Bolu municipality builds road inside Hizmet affiliated Fatih College’s garden

Construction has begun on a road that will cut through the campus of Fatih College despite the presence of wide, open lots surrounding the school. (Photo: Today's Zaman)
Construction has begun on a road that will cut through the campus of Fatih College despite the presence of wide, open lots surrounding the school. (Photo: Today's Zaman)


Date posted: August 11, 2014

The Bolu Municipality, Turkey, having previously closed down two schools belonging to businesspeople affiliated with the faith-based Hizmet movement in early July, has now constructed a road inside the garden of Fatih College, a high school, despite the fact that the school is surrounded by empty plots of land and no residential area exists around the school.

Local residents, angered by the municipality’s arbitrary decision to construct an unnecessary road inside the college’s garden, called on the municipality to abandon the unreasonable decision and to spend tax-payers’ money on more appropriate projects. 

The municipality hung a sign in front of the sealed schools in July claiming that the buildings were not licensed and did not follow municipality-approved plans. Bolu Mayor Alaaddin Yılmaz argued that his municipality had to take action against unlicensed buildings and that the closures were not linked to a government policy against the Hizmet movement. 

However, the municipality’s latest move of constructing a road that no residents will able to use due to its location in the college’s garden has contradicted Yılmaz’s former statements, which claimed that there was no intimidation campaign against Hizmet-affiliated schools and institutions. 

When reporters, speaking on the decision to shut down the schools, asked whether the municipality’s decisions against the schools had any link to the government’s ongoing campaign against the Hizmet movement, the mayor said, “It would be wrong to perceive our decisions as a step against the Hizmet community.” 

 The closed schools are close to the Hizmet movement, which is inspired by Turkish Islamic scholar Fethullah Gülen. Prime Minister Recep Tayyip Erdoğan has accused the Hizmet movement of being behind a massive corruption investigation that implicated members of his family, inner circle and four then-Cabinet ministers. He claims that the investigation was an attempt to overthrow his Justice and Development Party (AK Party) government, although the prime minister has not been able to produce any evidence to justify his claims. 
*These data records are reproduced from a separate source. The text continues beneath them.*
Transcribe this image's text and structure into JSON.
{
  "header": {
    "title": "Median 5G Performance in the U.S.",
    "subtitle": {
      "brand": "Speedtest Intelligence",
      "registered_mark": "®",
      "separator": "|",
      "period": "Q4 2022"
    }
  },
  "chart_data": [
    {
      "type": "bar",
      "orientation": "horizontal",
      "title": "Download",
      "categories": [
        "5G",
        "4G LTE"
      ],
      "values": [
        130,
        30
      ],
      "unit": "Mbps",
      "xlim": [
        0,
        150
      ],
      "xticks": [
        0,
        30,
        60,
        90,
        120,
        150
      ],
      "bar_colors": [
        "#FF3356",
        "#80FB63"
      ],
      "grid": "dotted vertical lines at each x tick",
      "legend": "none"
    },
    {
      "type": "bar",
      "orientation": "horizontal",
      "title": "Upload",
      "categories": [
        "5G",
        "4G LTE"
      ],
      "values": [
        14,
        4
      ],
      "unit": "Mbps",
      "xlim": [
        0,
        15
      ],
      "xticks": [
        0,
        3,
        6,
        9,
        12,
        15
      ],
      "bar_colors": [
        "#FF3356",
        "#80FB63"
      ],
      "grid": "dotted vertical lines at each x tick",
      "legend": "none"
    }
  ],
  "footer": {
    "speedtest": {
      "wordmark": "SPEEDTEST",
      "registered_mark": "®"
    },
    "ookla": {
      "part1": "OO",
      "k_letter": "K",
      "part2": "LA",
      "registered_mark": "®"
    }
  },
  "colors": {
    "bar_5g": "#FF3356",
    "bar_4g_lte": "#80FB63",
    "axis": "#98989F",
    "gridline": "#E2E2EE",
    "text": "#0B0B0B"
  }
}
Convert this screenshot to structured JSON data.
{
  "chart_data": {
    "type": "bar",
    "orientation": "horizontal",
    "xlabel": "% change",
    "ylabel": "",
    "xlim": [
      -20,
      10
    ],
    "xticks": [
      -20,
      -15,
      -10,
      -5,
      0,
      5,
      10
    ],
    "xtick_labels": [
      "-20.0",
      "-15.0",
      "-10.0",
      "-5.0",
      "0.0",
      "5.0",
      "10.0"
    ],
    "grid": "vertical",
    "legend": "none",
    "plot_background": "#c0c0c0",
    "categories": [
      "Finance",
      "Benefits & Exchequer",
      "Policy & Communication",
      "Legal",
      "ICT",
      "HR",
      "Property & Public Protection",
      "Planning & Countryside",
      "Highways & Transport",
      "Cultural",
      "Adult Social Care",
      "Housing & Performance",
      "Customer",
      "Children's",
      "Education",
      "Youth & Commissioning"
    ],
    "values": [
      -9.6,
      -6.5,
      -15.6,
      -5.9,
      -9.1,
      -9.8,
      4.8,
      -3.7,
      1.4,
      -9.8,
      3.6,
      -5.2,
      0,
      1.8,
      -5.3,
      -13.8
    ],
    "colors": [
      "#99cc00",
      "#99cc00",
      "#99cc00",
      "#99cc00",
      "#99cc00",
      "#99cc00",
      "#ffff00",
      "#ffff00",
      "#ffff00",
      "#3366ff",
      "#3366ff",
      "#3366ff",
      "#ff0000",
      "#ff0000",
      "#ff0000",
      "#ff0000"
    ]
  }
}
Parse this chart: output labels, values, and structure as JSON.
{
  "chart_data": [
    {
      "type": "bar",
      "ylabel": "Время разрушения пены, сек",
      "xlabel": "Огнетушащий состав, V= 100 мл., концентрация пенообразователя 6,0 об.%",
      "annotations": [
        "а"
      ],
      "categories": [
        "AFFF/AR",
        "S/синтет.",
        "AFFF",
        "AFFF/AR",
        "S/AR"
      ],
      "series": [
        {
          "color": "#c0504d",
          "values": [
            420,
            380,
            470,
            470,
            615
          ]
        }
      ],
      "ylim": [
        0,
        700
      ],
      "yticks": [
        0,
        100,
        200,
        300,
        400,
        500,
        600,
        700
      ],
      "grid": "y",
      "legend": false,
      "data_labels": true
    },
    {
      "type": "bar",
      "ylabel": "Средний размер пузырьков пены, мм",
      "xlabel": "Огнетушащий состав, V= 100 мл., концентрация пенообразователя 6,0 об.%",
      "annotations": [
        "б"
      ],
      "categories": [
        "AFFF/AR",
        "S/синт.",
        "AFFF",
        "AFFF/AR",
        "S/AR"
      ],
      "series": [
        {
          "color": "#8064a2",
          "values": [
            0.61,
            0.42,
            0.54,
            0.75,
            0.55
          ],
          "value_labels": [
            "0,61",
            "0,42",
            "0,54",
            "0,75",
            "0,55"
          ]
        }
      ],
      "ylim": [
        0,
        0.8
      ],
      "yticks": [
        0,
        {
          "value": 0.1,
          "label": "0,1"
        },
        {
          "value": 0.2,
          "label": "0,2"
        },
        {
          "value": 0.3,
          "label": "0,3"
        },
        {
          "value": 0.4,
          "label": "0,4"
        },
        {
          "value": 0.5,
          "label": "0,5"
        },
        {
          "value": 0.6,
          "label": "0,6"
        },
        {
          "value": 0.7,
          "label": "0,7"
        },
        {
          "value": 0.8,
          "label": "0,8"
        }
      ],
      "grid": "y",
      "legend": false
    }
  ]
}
The municipality’s construction equipment first demolished the wall around the school and then started to construct a road in the middle of its garden. Without having informed the school authorities about the planned construction, the municipal workers also cut down the school’s basketball hoops, causing astonishment among the school’s management and staff as well as local people, who are not in need of such a road inside the school’s garden. 

In May, the prime minister publicly advised AK Party supporters not to send their children to schools affiliated with the Hizmet movement. “We will not even give water to them [Hizmet members],” he vowed. 

More recently, the prime minister ordered officials at AK Party-run municipalities to seize land and buildings belonging to the Hizmet movement by any means. 

The closure of two Hizmet-affiliated schools in Bolu in July followed similar moves in other parts of Turkey. In early June, the İstanbul Metropolitan Municipality stopped the construction of an education complex on privately owned land on the pretext that the land would be used as a green area and meeting point in the event of an earthquake. The municipality, however, failed to obtain the required approval from other authorities in the province to halt the construction of the education complex. They said the complex belonged to Fetih Eğitim İşletmeleri (Fetih Educational Operations), which has close ties to the Hizmet movement. 

On April 21 of this year, municipal police sent by the İstanbul Metropolitan Municipality blocked access to the building under construction, citing no justification. On June 6, the municipality took action to turn the land on which the education complex was being built into a green area and attempted to seize the land. For land to be turned into a green area, the municipality needs the approval of the İstanbul Waterworks Authority (İSKİ), the İstanbul Metropolitan Municipality Transportation Coordination Center (UKOME) and the Earthquake and Soil Inspection Directorate (DZİM). In the case of Fatih College, however, the municipality had not consulted with any of those institutions.

Speaking with Today’s Zaman about the municipality’s odd initiative to construct a road inside the college’s garden, Hakan Çakır, a parent of a student attending the college, criticized the municipality, saying: “It is very saddening to witness such intimidation, as the school has no intention but to serve students and give them a good education. It is a tragicomic incident. The road ends inside the school’s garden, it is a dead-end road. I am sure that even the workers who are taking part in the construction of the road have not constructed something like this before.”

The municipality, also in July, removed a sign advertising the Fem prep school in İstanbul’s Mecidiyeköy district, which helps students prepare for university entrance exams. The municipality claimed that the school had violated the municipality’s advertising regulations. The school, however, said the municipality had approved the advertisement, for which all taxes had already been paid. It also said the real reason behind the municipality’s decision was that Fem is affiliated with the Hizmet movement. The school filed a complaint against the municipality with the İstanbul Prosecutor’s Office, arguing that its advert had been removed for no apparent reason.